At a sedate walking pace the bright chesnut coloured Suffolk Punch, draws the solidly built country
harvest wagon, with ease and with little demand from his immense and understated strength.
The Suffolk punch takes all in his stride.
For those wishing for a final journey of note, consider the choice of horse-drawn funeral
carriages available. Like the heritage of our horses, the vehicles we offer are of a traditional
nature, fully reliable and maintained to a high standard. The heavy horse team notably
attends various country shows where the horses and the wagons display and compete
to promote the skills of heavy horsemanship.
Our ‘final journey’ horse-drawn transport is available to all funeral homes and service
providers. Should you wish to engage us, your funeral service provider can arrange this for you or you can contact us directly.

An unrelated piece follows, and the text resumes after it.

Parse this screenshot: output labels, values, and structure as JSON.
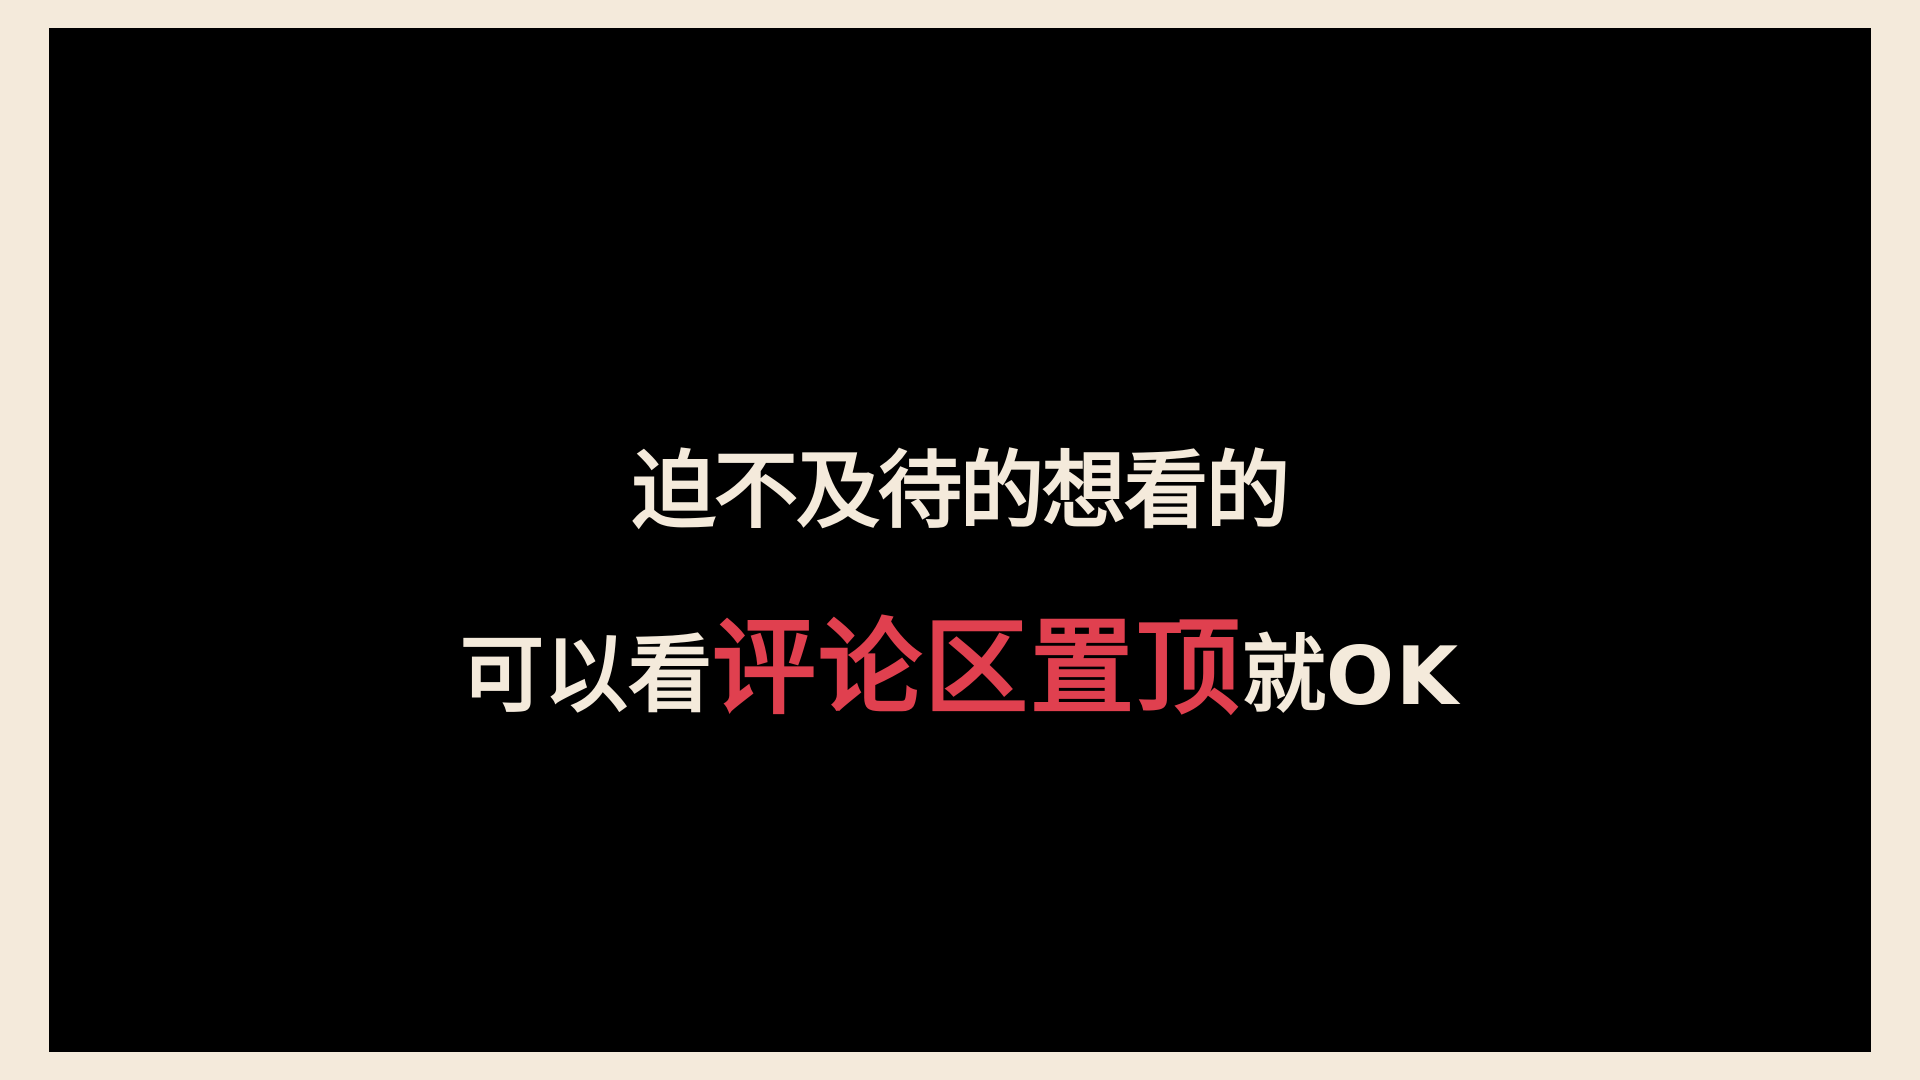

The ‘Winfarthing wagon’ illustrated in its blue and red livery, is a harvest wagon
most chosen as it conveys a distinct deference to those who were of the countryside.
The ‘Kilverstone wagon’ is a harvest wagon, with plain varnished wood, of a
robust build and great presence.
The ‘Timber wagon’ is a very simple but effective wagon, its original purpose being
to transport lengths of timber and trees.
The horse-drawn omnibus from the turn of the 20th century provides sheltered transport
for six, whilst the Charabanc, of a similar era, provides uncovered transport for up to sixteen.
The Suffolk Horse is the oldest native breed of heavy horse in Great Britain, the recognised stallion
forebear for which was Crisp’s horse of Ufford foaled in 1768. Always chesnut
(traditional spelling) in colour the resplendent Suffolk is a mighty horse with exceptional
‘pulling power’, docile temperament, endurance and willingness to work and please.
Whilst Suffolks powered the East Anglian countryside in the age of the horse, and served faithfully
too, numbers since the advent of mechanization in the late 1940s and 1950s saw a dramatic decline
and the breed was in danger of being lost. In the early 1990s there were in the region of just 200
pure bred Suffolks left. A new enthusiasm for what is rightfully the living icon of East Anglia has
resulted in numbers steadily increasing with now some 500 British pure breed Suffolks evident.